Miniature motors have been used in industrial robots for a long time, enabling them to perform precise and fast miniaturized movements. As the efficiency and power density of motors increase, better industrial robots can be designed. These robots can be lighter, more agile, and more energy efficient, providing better mobility and faster output at the same time. As such, they can lower the cost of ownership of automation solutions.
Pick and place assembly
Electronics and semiconductor assembly have been using pick-and-place (P&P) or surface mounted technology (SMT) equipment since the 1980s. A robot arm inside the machine picks up a component and precisely places or mounts it on a circuit board. These machines require high speed and precise motions.
Miniature motors are used as they are able to fit inside small spaces, and they can reliably perform accurate movements with higher speed, allowing the machine to complete production cycles as fast as possible. In this capacity, the motor must have a long service life because the assembly system typically performs millions of duty cycles.

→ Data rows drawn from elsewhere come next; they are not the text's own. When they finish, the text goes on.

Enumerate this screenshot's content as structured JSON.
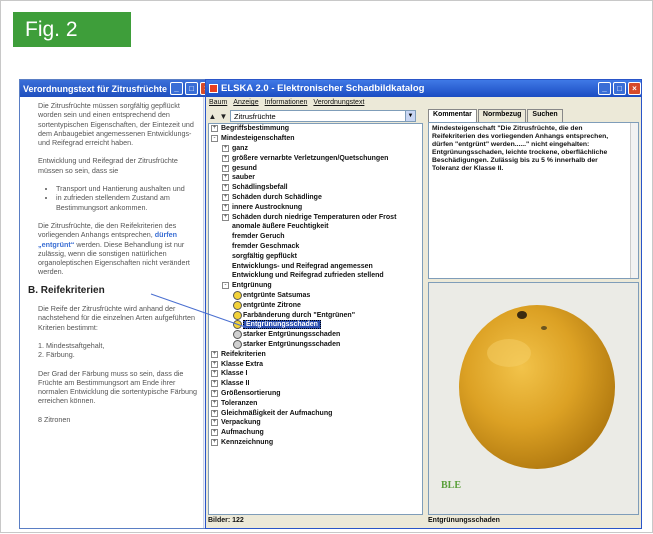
{
  "figure_label": "Fig. 2",
  "left_window": {
    "title": "Verordnungstext für Zitrusfrüchte",
    "paragraphs": [
      "Die Zitrusfrüchte müssen sorgfältig gepflückt worden sein und einen entsprechend den sortentypischen Eigenschaften, der Eintezeit und dem Anbaugebiet angemessenen Entwicklungs- und Reifegrad erreicht haben.",
      "Entwicklung und Reifegrad der Zitrusfrüchte müssen so sein, dass sie"
    ],
    "bullets": [
      "Transport und Hantierung aushalten und",
      "in zufrieden stellendem Zustand am Bestimmungsort ankommen."
    ],
    "para3_before": "Die Zitrusfrüchte, die den Reifekriterien des vorliegenden Anhangs entsprechen, ",
    "para3_highlight": "dürfen „entgrünt“",
    "para3_after": " werden. Diese Behandlung ist nur zulässig, wenn die sonstigen natürlichen organoleptischen Eigenschaften nicht verändert werden.",
    "heading": "B. Reifekriterien",
    "para4": "Die Reife der Zitrusfrüchte wird anhand der nachstehend für die einzelnen Arten aufgeführten Kriterien bestimmt:",
    "numbered": [
      "1. Mindestsaftgehalt,",
      "2. Färbung."
    ],
    "para5": "Der Grad der Färbung muss so sein, dass die Früchte am Bestimmungsort am Ende ihrer normalen Entwicklung die sortentypische Färbung erreichen können.",
    "para6": "8 Zitronen"
  },
  "main_window": {
    "title": "ELSKA 2.0 - Elektronischer Schadbildkatalog",
    "menu": [
      "Baum",
      "Anzeige",
      "Informationen",
      "Verordnungstext"
    ],
    "combo_value": "Zitrusfrüchte",
    "tabs": [
      "Kommentar",
      "Normbezug",
      "Suchen"
    ],
    "comment_text": "Mindesteigenschaft \"Die Zitrusfrüchte, die den Reifekriterien des vorliegenden Anhangs entsprechen, dürfen \"entgrünt\" werden......\" nicht eingehalten: Entgrünungsschaden, leichte trockene, oberflächliche Beschädigungen. Zulässig bis zu 5 % innerhalb der Toleranz der Klasse II.",
    "tree": [
      {
        "label": "Begriffsbestimmung",
        "level": 0,
        "toggle": "+"
      },
      {
        "label": "Mindesteigenschaften",
        "level": 0,
        "toggle": "-"
      },
      {
        "label": "ganz",
        "level": 1,
        "toggle": "+"
      },
      {
        "label": "größere vernarbte Verletzungen/Quetschungen",
        "level": 1,
        "toggle": "+"
      },
      {
        "label": "gesund",
        "level": 1,
        "toggle": "+"
      },
      {
        "label": "sauber",
        "level": 1,
        "toggle": "+"
      },
      {
        "label": "Schädlingsbefall",
        "level": 1,
        "toggle": "+"
      },
      {
        "label": "Schäden durch Schädlinge",
        "level": 1,
        "toggle": "+"
      },
      {
        "label": "innere Austrocknung",
        "level": 1,
        "toggle": "+"
      },
      {
        "label": "Schäden durch niedrige Temperaturen oder Frost",
        "level": 1,
        "toggle": "+"
      },
      {
        "label": "anomale äußere Feuchtigkeit",
        "level": 1,
        "toggle": ""
      },
      {
        "label": "fremder Geruch",
        "level": 1,
        "toggle": ""
      },
      {
        "label": "fremder Geschmack",
        "level": 1,
        "toggle": ""
      },
      {
        "label": "sorgfältig gepflückt",
        "level": 1,
        "toggle": ""
      },
      {
        "label": "Entwicklungs- und Reifegrad angemessen",
        "level": 1,
        "toggle": ""
      },
      {
        "label": "Entwicklung und Reifegrad zufrieden stellend",
        "level": 1,
        "toggle": ""
      },
      {
        "label": "Entgrünung",
        "level": 1,
        "toggle": "-"
      },
      {
        "label": "entgrünte Satsumas",
        "level": 2,
        "icon": "smiley",
        "toggle": ""
      },
      {
        "label": "entgrünte Zitrone",
        "level": 2,
        "icon": "smiley",
        "toggle": ""
      },
      {
        "label": "Farbänderung durch \"Entgrünen\"",
        "level": 2,
        "icon": "smiley",
        "toggle": ""
      },
      {
        "label": "Entgrünungsschaden",
        "level": 2,
        "icon": "smiley",
        "selected": true,
        "toggle": ""
      },
      {
        "label": "starker Entgrünungsschaden",
        "level": 2,
        "icon": "smiley-grey",
        "toggle": ""
      },
      {
        "label": "starker Entgrünungsschaden",
        "level": 2,
        "icon": "smiley-grey",
        "toggle": ""
      },
      {
        "label": "Reifekriterien",
        "level": 0,
        "toggle": "+"
      },
      {
        "label": "Klasse Extra",
        "level": 0,
        "toggle": "+"
      },
      {
        "label": "Klasse I",
        "level": 0,
        "toggle": "+"
      },
      {
        "label": "Klasse II",
        "level": 0,
        "toggle": "+"
      },
      {
        "label": "Größensortierung",
        "level": 0,
        "toggle": "+"
      },
      {
        "label": "Toleranzen",
        "level": 0,
        "toggle": "+"
      },
      {
        "label": "Gleichmäßigkeit der Aufmachung",
        "level": 0,
        "toggle": "+"
      },
      {
        "label": "Verpackung",
        "level": 0,
        "toggle": "+"
      },
      {
        "label": "Aufmachung",
        "level": 0,
        "toggle": "+"
      },
      {
        "label": "Kennzeichnung",
        "level": 0,
        "toggle": "+"
      }
    ],
    "photo_watermark": "BLE",
    "status_left": "Bilder: 122",
    "status_right": "Entgrünungsschaden"
  },
  "colors": {
    "badge": "#3e9e3a",
    "titlebar": "#2a5bd0",
    "selection": "#2b4fb0",
    "highlight_link": "#3b6fd4"
  }
}
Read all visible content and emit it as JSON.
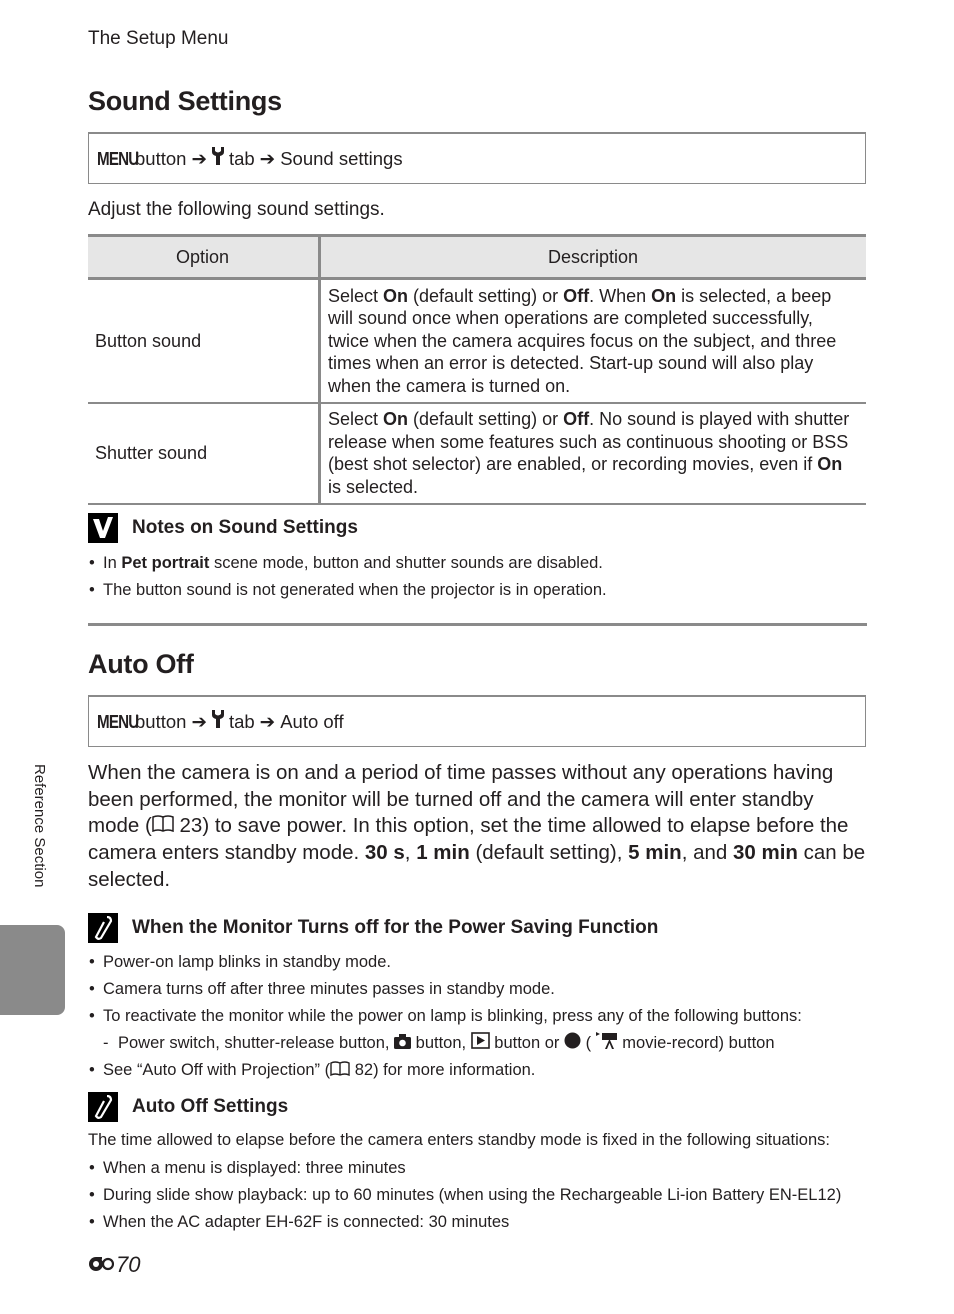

Industrial production requires the handling and transport of materials. This automation solution can comprise a simple robotic arm or a complex system of interconnected equipment for sorting, stacking, and other material handling activities. The system is able to move materials to storage or to the production area with as little human intervention as possible.
Automated material handling ensures that stocks are used efficiently and wastage is at a minimum. Miniature motors can often replace other motor types in these solutions because they require less space, and they help save energy. Furthermore, they can be instrumental for accomplishing processes that require precise and careful handling.
Yarn winding machinery
Yarn winding machines are widely used in the textile industry for winding yarn used for other processes like weaving or knitting. Yarn winders must be able to accurately position and guide the yarn during the winding process to prevent tangling, which not only interrupts the production process but can also render the material unusable. Miniature motors are able to provide the necessary motion to ensure that yarn winding is performed successfully.
Conveyor systems allow for the quick transfer of materials, components, or goods. They are integral to the production process of many industries as they are often used to move goods through a production process or to link several production operations together.
High-performance miniature motors in conveyor systems are able to power the movement of loads that are as heavy as what can be moved by larger motors. The smaller motor size allows for more design options as the motor has a smaller footprint.
These days, miniature motors are becoming more advanced such that they able to meet the many rigorous demands of industrial automation applications. With the development of more energy and cost-efficient motors, engineers can be sure that these motors will be able to provide the power necessary for virtually all kinds of applications that rely on accurate miniaturized motions.